1. Das praktische Format
Erläutern wir des Pudels Kern gleich zu Beginn: Der Meriva B ist beliebt bei älteren Menschen. Das mag jüngere Käufer bei subjektiver Betrachtung abschrecken, deutet allerdings auf handfeste Vorteile hin, die in erster Linie mit dem durchdachten Raumkonzept zu tun haben. Nicht ohne Grund setzt die gleiche Käuferschaft auch gern auf den VW Golf Plus, bzw. Sportsvan. Ein hoher Einstieg bei tiefem Boden, die hohe und aufrechte Sitzposition, die große Heckklappe nebst niedriger Ladekante, die spielerisch leichte Fahrbarkeit: All das lässt vielleicht nicht die Emotionen eines Autofans überkochen, erleichtert den Alltag zwischen Einkaufsmarkt und Kindergarten jedoch ungemein. Die kompakten Außenmaße machen den Meriva außerdem handlich.
2. Die Türen
Keine Erläuterung zum Meriva-Raumkonzept, ohne seine Türen zu erwähnen! Ja, die hinteren Portale öffnen gegenläufig, sind also hinten angeschlagen. Was ist daran toll? Im Alltag fungieren Autotüren nicht nur zum Ein- und Ausstieg mündiger Passagiere. Gerade Fondtüren dienen häufig eher zum flotten Abwerfen der Jacke oder natürlich dem Vertäuen des Nachwuchses im Kindersitz. All dies fällt im Alltag leichter, wenn der Zugriff von vorn geschehen kann und die Luke obendrein noch eine rückenschonende Höhe besitzt.

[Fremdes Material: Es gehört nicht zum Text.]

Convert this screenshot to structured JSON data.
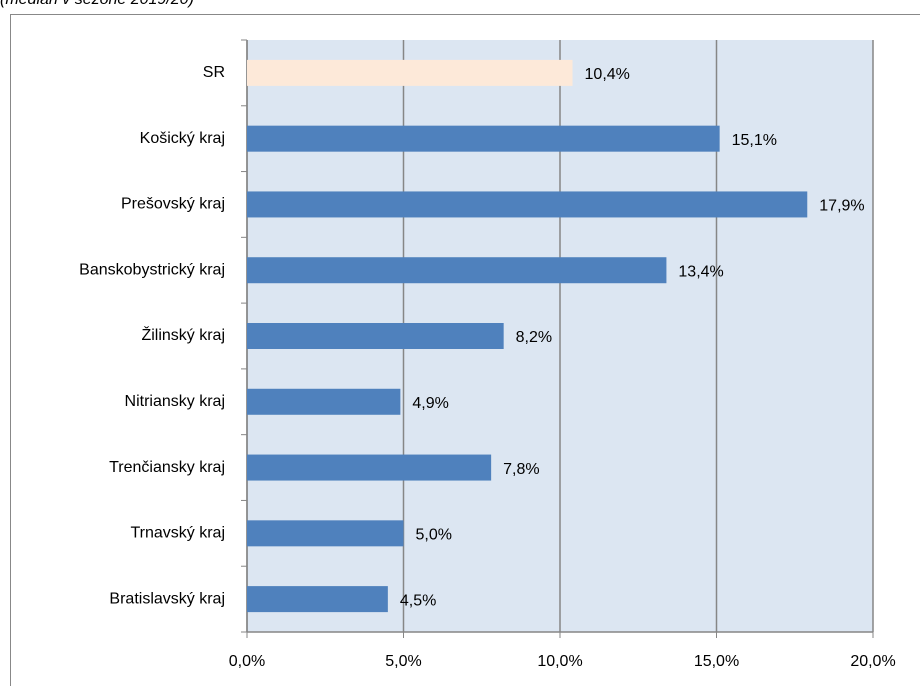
{
  "chart_data": {
    "type": "bar",
    "orientation": "horizontal",
    "subtitle": "(medián v sezóne 2019/20)",
    "categories": [
      "SR",
      "Košický kraj",
      "Prešovský kraj",
      "Banskobystrický kraj",
      "Žilinský kraj",
      "Nitriansky kraj",
      "Trenčiansky kraj",
      "Trnavský kraj",
      "Bratislavský kraj"
    ],
    "values": [
      10.4,
      15.1,
      17.9,
      13.4,
      8.2,
      4.9,
      7.8,
      5.0,
      4.5
    ],
    "value_labels": [
      "10,4%",
      "15,1%",
      "17,9%",
      "13,4%",
      "8,2%",
      "4,9%",
      "7,8%",
      "5,0%",
      "4,5%"
    ],
    "colors": [
      "#fde9d9",
      "#4f81bd",
      "#4f81bd",
      "#4f81bd",
      "#4f81bd",
      "#4f81bd",
      "#4f81bd",
      "#4f81bd",
      "#4f81bd"
    ],
    "xlim": [
      0,
      20
    ],
    "xticks": [
      {
        "value": 0,
        "label": "0,0%"
      },
      {
        "value": 5,
        "label": "5,0%"
      },
      {
        "value": 10,
        "label": "10,0%"
      },
      {
        "value": 15,
        "label": "15,0%"
      },
      {
        "value": 20,
        "label": "20,0%"
      }
    ],
    "grid": true
  }
}
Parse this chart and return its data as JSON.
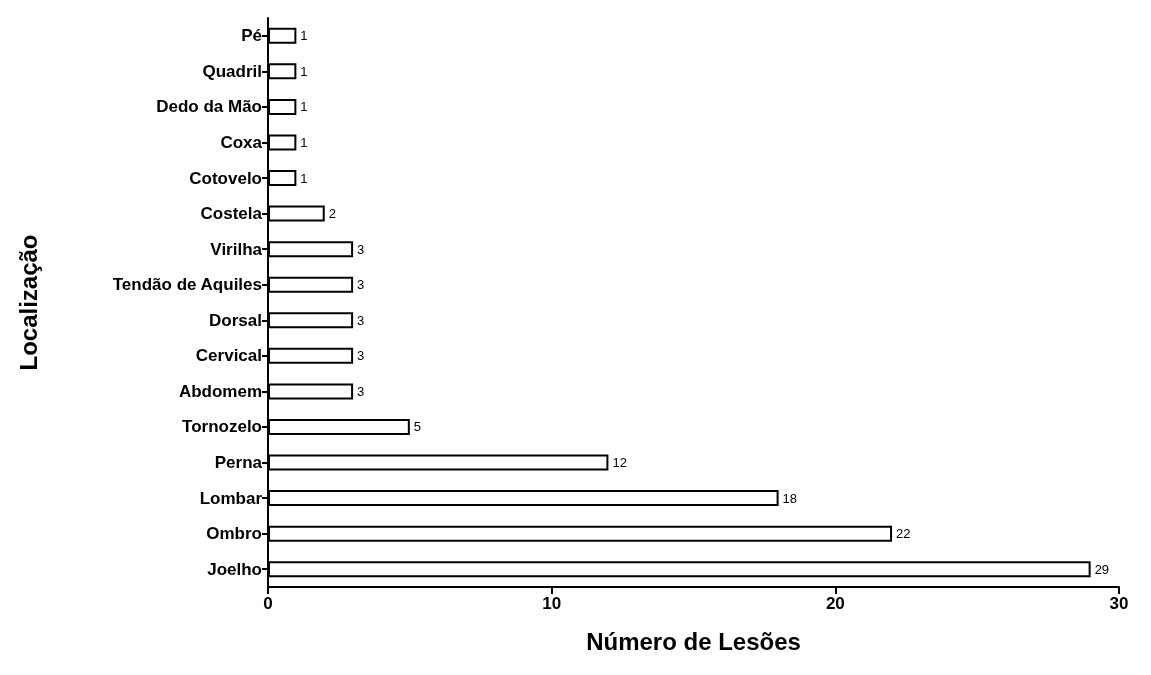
{
  "chart_data": {
    "type": "bar",
    "orientation": "horizontal",
    "xlabel": "Número de Lesões",
    "ylabel": "Localização",
    "categories": [
      "Pé",
      "Quadril",
      "Dedo da Mão",
      "Coxa",
      "Cotovelo",
      "Costela",
      "Virilha",
      "Tendão de Aquiles",
      "Dorsal",
      "Cervical",
      "Abdomem",
      "Tornozelo",
      "Perna",
      "Lombar",
      "Ombro",
      "Joelho"
    ],
    "values": [
      1,
      1,
      1,
      1,
      1,
      2,
      3,
      3,
      3,
      3,
      3,
      5,
      12,
      18,
      22,
      29
    ],
    "color": "#ffffff",
    "xlim": [
      0,
      30
    ],
    "xticks": [
      0,
      10,
      20,
      30
    ],
    "data_labels": true,
    "grid": false
  }
}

Doch das ist noch nicht alles. Zum Meriva-Türkonzept gehört nämlich auch, dass sich alle Türen auf volle 90 Grad aufklappen lassen. Ganz gleich, welche besonderen Bedürfnisse Sie oder Ihre Passagiere haben: Das ist ausgesprochen nützlich und leider im Automobilbau nicht allzu häufig anzutreffen.
3. Tricks im Innenraum
Wer Kinder hat oder kennt, dem sind auch die kriegerischen Auseinandersetzungen bekannt, die selbige auf längeren Fahrten zu führen imstande sind. Gleichsam zeichnen sich Kinder häufig durch auffallend unterschiedliche Altersgruppen und Dimensionen aus. Das eine Kind hüpft selbst auf seine Sitzerhöhung und schnallt sich an, das andere nutzt uneigenmächtig eine Babyschale, verzichtet dafür jedoch gänzlich auf Beinfreiheit. Dreigeteilt verschiebbare Rücksitze mit verstellbarer Lehnenneigung bieten für alle die richtige Sitzposition bei maximal ausgenutztem Kofferraumvolumen. Wer zwei größeren Kindern etwa auf langen Urlaubsfahrten eigene Wohlfühlbereiche bescheren möchte, kann den Mittelsitz als großflächige Armlehne nutzen, und mit nach hinten verschobener Mittelkonsole gleichzeitig die beiden Fußräume voneinander trennen – taktisch klug! Möglich macht dies die von Opel getaufte Flexrail, die unterschiedlichste Nutzungen der vorderen Mittelkonsole erlaubt.
4. Die Technik
Bis hierhin dürfte jedem klar sein, dass wir den Meriva aufgrund seiner guten Nutzbarkeit empfehlen und nicht unbedingt, weil er besonders spannende Fahrwerte liefert. Entsprechend ist er motorisiert. Bei 140 Benzin-PS ist Schluss, dafür gibt's nie weniger als 1,4 Liter Hubraum und vier Zylinder. Das ist nicht nur in der Theorie langlebig. Ob der Motor nun mit oder ohne Turbo daherkommt, ändert nichts an Zuverlässigkeit oder Verbrauch. In der 100-PS-Saugmotorversion muss er derart orgeln, dass ein Verbrauchsvorteil kaum noch realisierbar ist. Mit 120 oder 140 PS fährt er harmonischer. Muss dieses Triebwerk doch mal in die Werkstatt, handelt es sich meistens um eine Ölundichtigkeit (ärgerlich) oder um eine defekte Zündleiste (Kleinkram, auch selbst zu tauschen).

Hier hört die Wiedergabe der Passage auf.